X24 in the Fieldhouse Building
The midget submarine, HMS X24, is the only remaining example of a British X-craft that saw service during World War 2. She is a jewel in the nation's maritime heritage crown, and a permanent reminder of the extraordinary courage and sacrifice of earlier generations of submariners.

Following the success of other midget submarine raids in World War 2, X24 took part in two operations to penetrate Bergen harbour; the most heavily defended occupied Norwegian port.  The target was the Laksevaag floating dock, which was highly important because it was widely used by U-boats for repairs.

She weighs 27 tons and is 51 foot long. She has a beam of 5 feet, 9 inchs.  The purpose of the submarine was to penetrate harbours where full size submarines could not go.  X-24 had a diving depth of 300 feet and could travel at a speed of 6 knots on the surface or 5 underwater.  She had an endurance of 82 miles. A full size submarine would tow her to the area of operation.

The crew had primitive cooking facilities – they carried enough food and water for ten days at sea.  The submarine was powered by the same diesel engine as a London bus and used an electric motor when submerged.
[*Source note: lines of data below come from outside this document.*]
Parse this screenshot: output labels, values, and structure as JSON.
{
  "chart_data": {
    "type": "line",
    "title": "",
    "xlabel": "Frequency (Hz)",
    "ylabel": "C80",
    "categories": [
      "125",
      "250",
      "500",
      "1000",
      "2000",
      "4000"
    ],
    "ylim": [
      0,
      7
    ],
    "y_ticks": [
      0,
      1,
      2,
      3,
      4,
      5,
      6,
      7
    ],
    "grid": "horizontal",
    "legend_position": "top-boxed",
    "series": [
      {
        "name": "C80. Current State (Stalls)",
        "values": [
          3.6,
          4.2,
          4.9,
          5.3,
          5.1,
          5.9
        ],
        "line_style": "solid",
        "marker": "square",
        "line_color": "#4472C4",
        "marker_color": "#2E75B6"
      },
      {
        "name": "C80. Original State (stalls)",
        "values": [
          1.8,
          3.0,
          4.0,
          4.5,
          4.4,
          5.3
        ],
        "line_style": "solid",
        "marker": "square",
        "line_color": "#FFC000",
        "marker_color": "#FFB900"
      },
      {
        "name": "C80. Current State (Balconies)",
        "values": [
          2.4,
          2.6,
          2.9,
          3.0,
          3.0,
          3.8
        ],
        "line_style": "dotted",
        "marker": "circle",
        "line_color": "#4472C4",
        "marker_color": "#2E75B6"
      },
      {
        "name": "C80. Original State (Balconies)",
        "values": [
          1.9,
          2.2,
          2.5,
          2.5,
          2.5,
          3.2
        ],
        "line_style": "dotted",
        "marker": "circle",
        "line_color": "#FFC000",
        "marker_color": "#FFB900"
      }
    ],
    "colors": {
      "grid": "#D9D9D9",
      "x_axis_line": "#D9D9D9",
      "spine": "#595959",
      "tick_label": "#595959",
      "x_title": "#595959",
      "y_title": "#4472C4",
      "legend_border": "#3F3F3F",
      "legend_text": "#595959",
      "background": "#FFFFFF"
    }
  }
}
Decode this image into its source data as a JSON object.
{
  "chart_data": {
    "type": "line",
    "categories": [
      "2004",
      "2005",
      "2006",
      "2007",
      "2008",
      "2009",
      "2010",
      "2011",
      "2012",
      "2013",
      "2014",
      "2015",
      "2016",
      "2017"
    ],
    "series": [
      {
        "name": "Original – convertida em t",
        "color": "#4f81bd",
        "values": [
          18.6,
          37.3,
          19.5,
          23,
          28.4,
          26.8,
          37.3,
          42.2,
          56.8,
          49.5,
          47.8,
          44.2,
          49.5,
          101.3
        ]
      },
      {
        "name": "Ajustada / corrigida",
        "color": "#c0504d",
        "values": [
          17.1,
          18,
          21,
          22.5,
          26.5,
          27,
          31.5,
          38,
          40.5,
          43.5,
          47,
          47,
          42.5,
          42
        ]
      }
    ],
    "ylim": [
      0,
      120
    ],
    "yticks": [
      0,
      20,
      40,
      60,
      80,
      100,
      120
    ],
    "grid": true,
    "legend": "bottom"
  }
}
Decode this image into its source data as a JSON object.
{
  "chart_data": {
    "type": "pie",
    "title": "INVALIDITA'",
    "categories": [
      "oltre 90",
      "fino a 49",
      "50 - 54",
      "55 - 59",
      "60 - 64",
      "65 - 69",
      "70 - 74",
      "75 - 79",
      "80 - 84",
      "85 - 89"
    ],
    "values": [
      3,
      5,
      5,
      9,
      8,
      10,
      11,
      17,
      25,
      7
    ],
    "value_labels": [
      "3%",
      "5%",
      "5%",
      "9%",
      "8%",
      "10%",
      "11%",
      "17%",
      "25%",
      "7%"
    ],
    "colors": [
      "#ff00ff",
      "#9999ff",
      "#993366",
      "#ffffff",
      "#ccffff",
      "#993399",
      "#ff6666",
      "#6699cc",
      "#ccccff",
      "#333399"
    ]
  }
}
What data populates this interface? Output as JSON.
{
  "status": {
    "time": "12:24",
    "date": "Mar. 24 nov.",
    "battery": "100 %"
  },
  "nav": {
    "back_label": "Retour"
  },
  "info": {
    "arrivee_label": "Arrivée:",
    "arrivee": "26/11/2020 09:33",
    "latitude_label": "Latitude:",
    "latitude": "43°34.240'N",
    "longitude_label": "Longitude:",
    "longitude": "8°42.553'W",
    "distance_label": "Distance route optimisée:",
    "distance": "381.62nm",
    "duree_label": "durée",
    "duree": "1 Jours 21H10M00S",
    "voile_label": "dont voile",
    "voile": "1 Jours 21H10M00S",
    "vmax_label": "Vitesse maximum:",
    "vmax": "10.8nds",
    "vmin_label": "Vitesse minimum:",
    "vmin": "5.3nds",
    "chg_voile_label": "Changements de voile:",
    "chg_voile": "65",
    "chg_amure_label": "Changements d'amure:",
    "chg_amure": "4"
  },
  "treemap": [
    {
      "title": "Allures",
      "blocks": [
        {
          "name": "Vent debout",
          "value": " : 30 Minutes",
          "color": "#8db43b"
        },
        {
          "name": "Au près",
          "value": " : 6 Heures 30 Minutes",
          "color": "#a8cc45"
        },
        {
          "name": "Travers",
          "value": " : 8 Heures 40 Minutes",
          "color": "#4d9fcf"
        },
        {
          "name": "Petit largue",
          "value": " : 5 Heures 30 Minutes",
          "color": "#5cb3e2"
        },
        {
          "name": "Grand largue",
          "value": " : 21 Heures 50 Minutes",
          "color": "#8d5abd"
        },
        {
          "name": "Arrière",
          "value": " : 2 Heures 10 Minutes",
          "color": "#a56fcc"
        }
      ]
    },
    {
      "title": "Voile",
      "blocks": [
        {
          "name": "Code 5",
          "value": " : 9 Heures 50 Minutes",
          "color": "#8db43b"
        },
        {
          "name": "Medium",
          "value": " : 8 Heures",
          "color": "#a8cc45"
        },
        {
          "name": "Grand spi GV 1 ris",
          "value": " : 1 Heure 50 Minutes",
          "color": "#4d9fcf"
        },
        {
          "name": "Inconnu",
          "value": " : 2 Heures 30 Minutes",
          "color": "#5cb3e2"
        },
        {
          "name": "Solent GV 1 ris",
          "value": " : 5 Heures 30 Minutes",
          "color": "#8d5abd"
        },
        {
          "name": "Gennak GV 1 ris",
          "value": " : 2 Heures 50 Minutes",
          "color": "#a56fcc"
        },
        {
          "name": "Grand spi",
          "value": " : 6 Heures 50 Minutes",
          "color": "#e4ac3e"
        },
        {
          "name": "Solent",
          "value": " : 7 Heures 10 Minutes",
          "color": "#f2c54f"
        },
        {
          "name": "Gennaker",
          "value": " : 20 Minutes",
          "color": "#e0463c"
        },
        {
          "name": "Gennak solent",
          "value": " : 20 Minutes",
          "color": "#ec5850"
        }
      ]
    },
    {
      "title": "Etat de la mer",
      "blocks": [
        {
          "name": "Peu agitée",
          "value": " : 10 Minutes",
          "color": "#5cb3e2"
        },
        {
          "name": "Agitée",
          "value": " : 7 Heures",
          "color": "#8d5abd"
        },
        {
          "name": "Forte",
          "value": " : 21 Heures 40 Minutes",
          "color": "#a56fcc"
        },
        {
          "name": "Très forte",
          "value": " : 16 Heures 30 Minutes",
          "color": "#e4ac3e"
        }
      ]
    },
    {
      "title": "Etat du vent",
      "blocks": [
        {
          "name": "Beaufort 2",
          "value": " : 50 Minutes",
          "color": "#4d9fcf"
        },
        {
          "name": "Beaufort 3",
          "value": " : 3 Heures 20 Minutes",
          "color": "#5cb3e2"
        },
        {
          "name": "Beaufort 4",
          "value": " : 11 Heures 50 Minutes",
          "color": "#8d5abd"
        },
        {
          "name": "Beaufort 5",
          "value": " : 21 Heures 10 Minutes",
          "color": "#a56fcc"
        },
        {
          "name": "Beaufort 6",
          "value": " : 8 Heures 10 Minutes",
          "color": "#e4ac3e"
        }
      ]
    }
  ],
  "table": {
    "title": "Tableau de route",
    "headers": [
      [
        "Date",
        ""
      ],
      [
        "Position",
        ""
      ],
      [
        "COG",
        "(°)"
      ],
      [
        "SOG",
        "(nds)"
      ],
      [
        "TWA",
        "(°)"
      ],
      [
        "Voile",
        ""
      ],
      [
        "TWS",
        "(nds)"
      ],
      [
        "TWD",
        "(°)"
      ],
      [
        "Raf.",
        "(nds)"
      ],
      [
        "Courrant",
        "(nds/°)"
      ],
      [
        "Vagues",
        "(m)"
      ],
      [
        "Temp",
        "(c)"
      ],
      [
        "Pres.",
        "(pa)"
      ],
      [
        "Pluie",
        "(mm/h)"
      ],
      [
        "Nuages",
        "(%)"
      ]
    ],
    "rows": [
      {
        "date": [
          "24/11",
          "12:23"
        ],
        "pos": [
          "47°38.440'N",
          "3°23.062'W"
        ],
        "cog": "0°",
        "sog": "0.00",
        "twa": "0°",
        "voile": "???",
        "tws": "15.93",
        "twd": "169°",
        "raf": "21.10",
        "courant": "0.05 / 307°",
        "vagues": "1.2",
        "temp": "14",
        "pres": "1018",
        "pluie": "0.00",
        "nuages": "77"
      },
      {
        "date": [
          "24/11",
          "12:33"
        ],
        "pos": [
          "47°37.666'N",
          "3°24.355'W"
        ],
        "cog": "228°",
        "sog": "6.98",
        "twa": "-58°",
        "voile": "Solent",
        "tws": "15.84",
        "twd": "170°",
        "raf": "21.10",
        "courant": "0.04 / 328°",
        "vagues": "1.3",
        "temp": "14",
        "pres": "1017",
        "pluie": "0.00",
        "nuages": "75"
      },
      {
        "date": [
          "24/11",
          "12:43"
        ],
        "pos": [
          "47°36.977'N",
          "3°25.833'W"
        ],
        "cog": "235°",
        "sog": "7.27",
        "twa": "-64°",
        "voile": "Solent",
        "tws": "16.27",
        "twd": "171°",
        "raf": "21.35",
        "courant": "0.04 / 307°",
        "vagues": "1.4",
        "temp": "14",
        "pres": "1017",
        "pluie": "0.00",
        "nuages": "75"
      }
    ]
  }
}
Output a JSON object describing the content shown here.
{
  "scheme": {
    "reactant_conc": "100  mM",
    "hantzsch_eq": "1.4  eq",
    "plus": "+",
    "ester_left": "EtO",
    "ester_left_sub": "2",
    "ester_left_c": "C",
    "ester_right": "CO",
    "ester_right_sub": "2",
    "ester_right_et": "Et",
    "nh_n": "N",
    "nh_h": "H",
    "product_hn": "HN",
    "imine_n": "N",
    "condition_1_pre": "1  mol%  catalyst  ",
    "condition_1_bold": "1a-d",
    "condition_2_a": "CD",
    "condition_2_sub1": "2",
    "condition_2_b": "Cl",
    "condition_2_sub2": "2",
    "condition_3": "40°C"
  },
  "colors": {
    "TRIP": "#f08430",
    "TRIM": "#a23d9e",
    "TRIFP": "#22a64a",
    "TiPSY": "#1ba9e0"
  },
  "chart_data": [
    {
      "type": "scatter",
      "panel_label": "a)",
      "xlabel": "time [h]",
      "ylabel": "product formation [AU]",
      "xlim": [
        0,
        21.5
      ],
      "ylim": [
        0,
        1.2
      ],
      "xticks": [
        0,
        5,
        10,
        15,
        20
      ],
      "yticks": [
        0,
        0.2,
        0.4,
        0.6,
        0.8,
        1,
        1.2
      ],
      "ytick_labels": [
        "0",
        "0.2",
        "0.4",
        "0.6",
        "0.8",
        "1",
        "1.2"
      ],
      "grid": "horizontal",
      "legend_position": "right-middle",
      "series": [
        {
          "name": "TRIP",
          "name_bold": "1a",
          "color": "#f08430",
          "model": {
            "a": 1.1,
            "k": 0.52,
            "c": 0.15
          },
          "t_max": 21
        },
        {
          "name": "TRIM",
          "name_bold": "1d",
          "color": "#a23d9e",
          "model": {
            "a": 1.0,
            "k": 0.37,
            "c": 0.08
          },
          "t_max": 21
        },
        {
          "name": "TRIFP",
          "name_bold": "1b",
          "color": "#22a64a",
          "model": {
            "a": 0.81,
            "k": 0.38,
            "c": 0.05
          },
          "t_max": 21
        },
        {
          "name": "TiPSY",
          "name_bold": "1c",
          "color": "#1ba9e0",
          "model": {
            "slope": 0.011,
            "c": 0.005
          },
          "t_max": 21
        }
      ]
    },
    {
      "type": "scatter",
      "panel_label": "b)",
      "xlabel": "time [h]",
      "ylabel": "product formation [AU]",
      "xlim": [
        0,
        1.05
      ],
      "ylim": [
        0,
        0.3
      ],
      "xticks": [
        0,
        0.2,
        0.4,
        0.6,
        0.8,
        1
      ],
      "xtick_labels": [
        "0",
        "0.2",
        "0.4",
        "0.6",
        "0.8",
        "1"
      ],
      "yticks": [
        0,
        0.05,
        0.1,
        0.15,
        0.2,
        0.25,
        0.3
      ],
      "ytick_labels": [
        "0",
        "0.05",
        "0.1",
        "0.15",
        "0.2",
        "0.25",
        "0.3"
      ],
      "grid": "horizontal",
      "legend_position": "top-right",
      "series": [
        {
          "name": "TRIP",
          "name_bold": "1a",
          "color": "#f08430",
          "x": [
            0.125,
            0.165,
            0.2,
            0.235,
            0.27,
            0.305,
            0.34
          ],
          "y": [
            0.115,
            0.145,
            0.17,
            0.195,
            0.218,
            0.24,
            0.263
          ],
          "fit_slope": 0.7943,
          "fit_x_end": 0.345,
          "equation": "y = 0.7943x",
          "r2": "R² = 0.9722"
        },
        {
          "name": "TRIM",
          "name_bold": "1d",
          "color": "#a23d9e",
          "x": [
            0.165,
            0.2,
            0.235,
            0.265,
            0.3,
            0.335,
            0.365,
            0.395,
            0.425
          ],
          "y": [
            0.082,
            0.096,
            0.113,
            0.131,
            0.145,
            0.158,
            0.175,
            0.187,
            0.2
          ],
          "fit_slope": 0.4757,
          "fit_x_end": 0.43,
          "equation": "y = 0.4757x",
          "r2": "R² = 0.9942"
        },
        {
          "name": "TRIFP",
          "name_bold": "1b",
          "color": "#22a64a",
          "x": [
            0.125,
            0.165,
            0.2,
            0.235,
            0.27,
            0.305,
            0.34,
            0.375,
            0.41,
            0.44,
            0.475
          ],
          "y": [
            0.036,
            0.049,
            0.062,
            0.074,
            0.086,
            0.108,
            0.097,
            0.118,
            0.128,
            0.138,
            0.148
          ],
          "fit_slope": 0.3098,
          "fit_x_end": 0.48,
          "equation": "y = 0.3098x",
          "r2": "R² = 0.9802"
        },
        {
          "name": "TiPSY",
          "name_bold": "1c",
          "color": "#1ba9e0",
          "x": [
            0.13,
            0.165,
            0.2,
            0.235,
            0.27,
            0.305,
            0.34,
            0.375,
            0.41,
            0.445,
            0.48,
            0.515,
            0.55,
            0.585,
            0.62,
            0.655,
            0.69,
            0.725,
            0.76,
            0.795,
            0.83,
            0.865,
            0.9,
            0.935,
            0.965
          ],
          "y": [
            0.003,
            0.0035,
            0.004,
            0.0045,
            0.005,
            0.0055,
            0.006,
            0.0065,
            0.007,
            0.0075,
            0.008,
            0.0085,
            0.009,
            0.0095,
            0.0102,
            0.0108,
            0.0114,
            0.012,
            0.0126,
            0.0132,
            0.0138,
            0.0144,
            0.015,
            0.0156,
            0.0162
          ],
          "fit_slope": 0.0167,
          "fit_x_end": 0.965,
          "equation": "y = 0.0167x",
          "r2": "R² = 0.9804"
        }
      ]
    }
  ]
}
X-24 had a crew of four who performed the following tasks:

  • Commanding Officer – navigation, attack, command
  • 2nd Lieutenant – navigation, hydroplanes
  • Diver – diving outside the boat and helm (steering)
  • Engine Room Artificer -  maintaining the engine and helm


In 2005, X24 was rehoused in the John Fieldhouse Building as part of a £3.1m major expansion of the Museum. A Heritage Lottery Fund award of nearly £2 million helped to finance the project.